—¿A que no terminás de completar todos estos formularios para las 12? —le propuso desafiante su compañero de trabajo, como todas las mañanas.

Y ahí estaba él, revoleando papeles, buscando lapiceras, mirando cada segundo el reloj colgado en la pared. 12:01 y terminó de firmar el último papel, miró derrotado a su compañero y este con regocijo respondió con carcajadas.  Mañana tras mañana el mismo desafío perdido, 12:01,12:02 o 12:03, pero siempre perdido.


—¿A que no lo agarrás?

—¿A que no lo alcanzás?

—No, imposible, si él nunca logra nada.

—Qué va a atrapar, si es un aplastado. Está todo el día en una oficina —decían sus amigos con tono de gracia mientras pateaban la pelota, como todos los viernes, en la plaza Cascote.

Y otra vez estaba él, corriendo de un lado a otro, jadeando por la falta de aire, desesperado por patear. De repente, caía rendido al pasto, agitado y sus amigos reían desencajados a su alrededor por no lograr patear, otra vez, la pelota.

A la noche de ese mismo día había una cena familiar. La abuela Rosaura preparaba, como de costumbre, canelones de acelga para toda la familia.

—¿Viste lo que hizo Carlitos? —dijo entusiasmado el tío Alfredo.

—No, ¿qué hizo? —respondió Julio con intriga.

—Escaló el Aconcagua. ¿A que no la escalás?

—Dejalo, pobrecito, ¡qué va a escalar! —interrumpió la abuela con voz de pena.

—¡El Monte Everest tiene que escalar! —dijo su padre enfáticamente. Y al segundo sonaron risas despampanantes.

Y allí estaba él, nuevamente a cargo de mandatos ajenos.
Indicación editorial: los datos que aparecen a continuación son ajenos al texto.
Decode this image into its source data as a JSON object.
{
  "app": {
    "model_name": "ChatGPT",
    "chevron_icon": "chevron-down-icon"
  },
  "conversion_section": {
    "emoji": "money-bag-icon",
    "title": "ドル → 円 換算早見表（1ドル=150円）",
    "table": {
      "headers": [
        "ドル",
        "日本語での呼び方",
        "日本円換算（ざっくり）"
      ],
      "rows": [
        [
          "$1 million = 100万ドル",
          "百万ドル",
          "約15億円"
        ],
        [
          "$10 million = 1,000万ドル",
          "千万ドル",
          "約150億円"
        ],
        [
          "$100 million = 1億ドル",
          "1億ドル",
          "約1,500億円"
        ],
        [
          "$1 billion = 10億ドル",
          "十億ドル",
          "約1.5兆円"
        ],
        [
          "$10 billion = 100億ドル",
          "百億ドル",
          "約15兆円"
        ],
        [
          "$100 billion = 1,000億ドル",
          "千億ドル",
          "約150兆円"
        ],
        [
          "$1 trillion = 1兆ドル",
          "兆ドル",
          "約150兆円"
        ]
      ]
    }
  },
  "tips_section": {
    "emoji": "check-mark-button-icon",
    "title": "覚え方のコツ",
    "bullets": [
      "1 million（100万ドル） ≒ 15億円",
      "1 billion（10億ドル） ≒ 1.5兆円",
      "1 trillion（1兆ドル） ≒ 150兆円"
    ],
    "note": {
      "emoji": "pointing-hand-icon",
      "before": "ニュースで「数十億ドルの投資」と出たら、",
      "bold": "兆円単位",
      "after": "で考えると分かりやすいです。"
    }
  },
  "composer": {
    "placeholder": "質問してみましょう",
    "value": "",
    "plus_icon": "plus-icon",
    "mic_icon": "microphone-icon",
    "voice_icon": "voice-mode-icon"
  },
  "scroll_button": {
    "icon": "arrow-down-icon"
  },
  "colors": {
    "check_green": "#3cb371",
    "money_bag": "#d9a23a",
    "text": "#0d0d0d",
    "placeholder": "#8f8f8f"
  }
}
Pidió vacaciones en su trabajo, solicitó préstamos en distintos bancos, compró ropa de abrigo, miró videos, fue al gimnasio noche tras noche.
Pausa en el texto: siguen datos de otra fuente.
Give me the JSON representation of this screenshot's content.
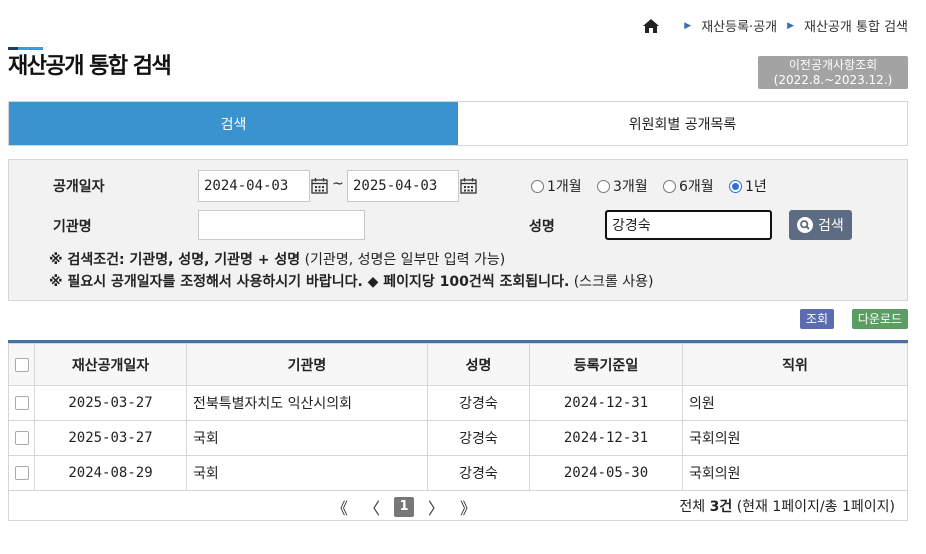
{
  "breadcrumb": {
    "items": [
      "재산등록·공개",
      "재산공개 통합 검색"
    ]
  },
  "page": {
    "title": "재산공개 통합 검색"
  },
  "prev_button": {
    "line1": "이전공개사항조회",
    "line2": "(2022.8.~2023.12.)"
  },
  "tabs": [
    {
      "label": "검색",
      "active": true
    },
    {
      "label": "위원회별 공개목록",
      "active": false
    }
  ],
  "search": {
    "date_label": "공개일자",
    "date_from": "2024-04-03",
    "date_to": "2025-04-03",
    "tilde": "~",
    "periods": [
      {
        "label": "1개월",
        "checked": false
      },
      {
        "label": "3개월",
        "checked": false
      },
      {
        "label": "6개월",
        "checked": false
      },
      {
        "label": "1년",
        "checked": true
      }
    ],
    "org_label": "기관명",
    "org_value": "",
    "name_label": "성명",
    "name_value": "강경숙",
    "search_button": "검색",
    "note1_bold": "※ 검색조건: 기관명, 성명, 기관명 + 성명",
    "note1_rest": " (기관명, 성명은 일부만 입력 가능)",
    "note2_bold": "※ 필요시 공개일자를 조정해서 사용하시기 바랍니다. ◆ 페이지당 100건씩 조회됩니다.",
    "note2_rest": " (스크롤 사용)"
  },
  "actions": {
    "view": "조회",
    "download": "다운로드"
  },
  "table": {
    "headers": [
      "재산공개일자",
      "기관명",
      "성명",
      "등록기준일",
      "직위"
    ],
    "rows": [
      [
        "2025-03-27",
        "전북특별자치도 익산시의회",
        "강경숙",
        "2024-12-31",
        "의원"
      ],
      [
        "2025-03-27",
        "국회",
        "강경숙",
        "2024-12-31",
        "국회의원"
      ],
      [
        "2024-08-29",
        "국회",
        "강경숙",
        "2024-05-30",
        "국회의원"
      ]
    ]
  },
  "pager": {
    "first": "《",
    "prev": "〈",
    "current": "1",
    "next": "〉",
    "last": "》",
    "total_prefix": "전체 ",
    "total_count": "3건",
    "total_suffix": " (현재 1페이지/총 1페이지)"
  }
}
Un día, boleto en mano, partió al continente asiático, al desafío más grande hasta el momento. Al llegar fue directo a su objetivo. Gente con ropa naranja y roja hacía fila para escalar a la cima. Siguió al rebaño y campaña tras campaña conseguía ascender un poco más. Paso tras paso la meta se acercaba. Vientos infernales que soplaban como monstruos furiosos, el frío era tan frío que hasta sentía calor, los pies pesados se le hundían en la nieve, el palo que lo ayudaba a escalar se le resbalaba de sus guantes gruesos. Hasta que llegó. Casi se podía ver el mundo entero. Por una vez en su vida había logrado alcanzar la meta.
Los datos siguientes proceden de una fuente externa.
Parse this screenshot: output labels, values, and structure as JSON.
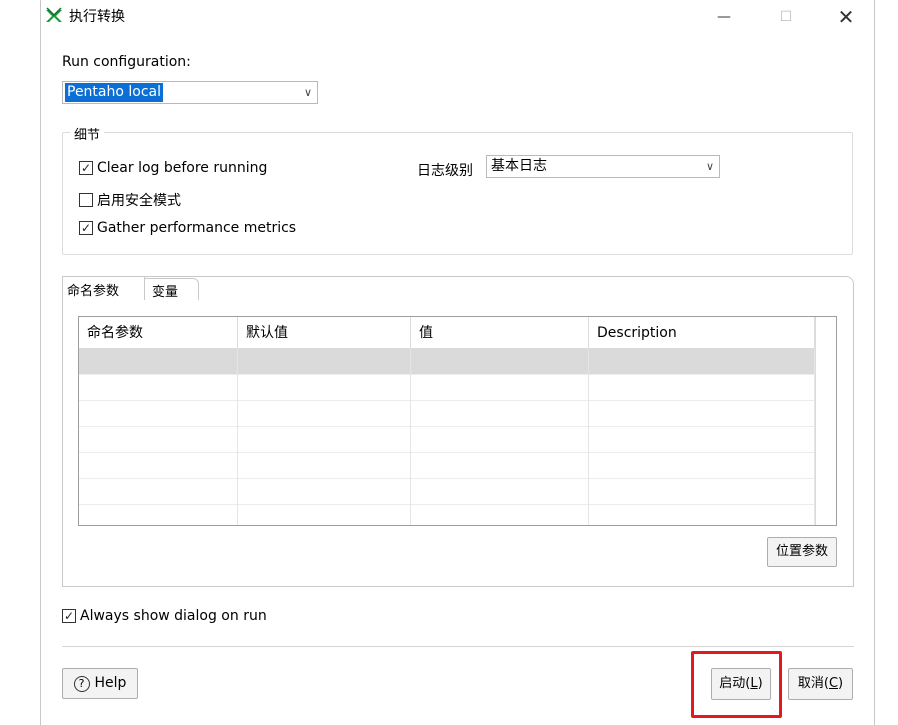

Al regresar, flaco como una escopeta, la cara roja quemada por el frío, volvió a su trabajo. Allí lo despidieron por no regresar a tiempo. Las deudas acumulaban intereses por los días impagos. A sus familiares poco les importó su travesía. Debió devolver el departamento que alquilaba por no poder pagarlo.

Mientras guardaba las cajas de la mudanza en un flete para regresar a la casa de sus padres, una foto que se había tomado en la cima del Everest salió volando por el viento del invierno que comenzó a soplar con intensidad. Al correr disparado a la vereda de enfrente con la mano extendida, un automóvil a toda velocidad impactó contra su cuerpo. La alarma del auto sonaba y los gritos escandalosos de los vecinos se escuchaban casi sincronizados, mientras él yacía tendido y desparramado en la calle. La foto seguía su vuelo para acabar aterrizando en un charco de un desagüe próximo. El agua borraba su cara y la cima de la montaña con cada gota, hasta convertirse en apenas un cartoncito blanco manchado de barro.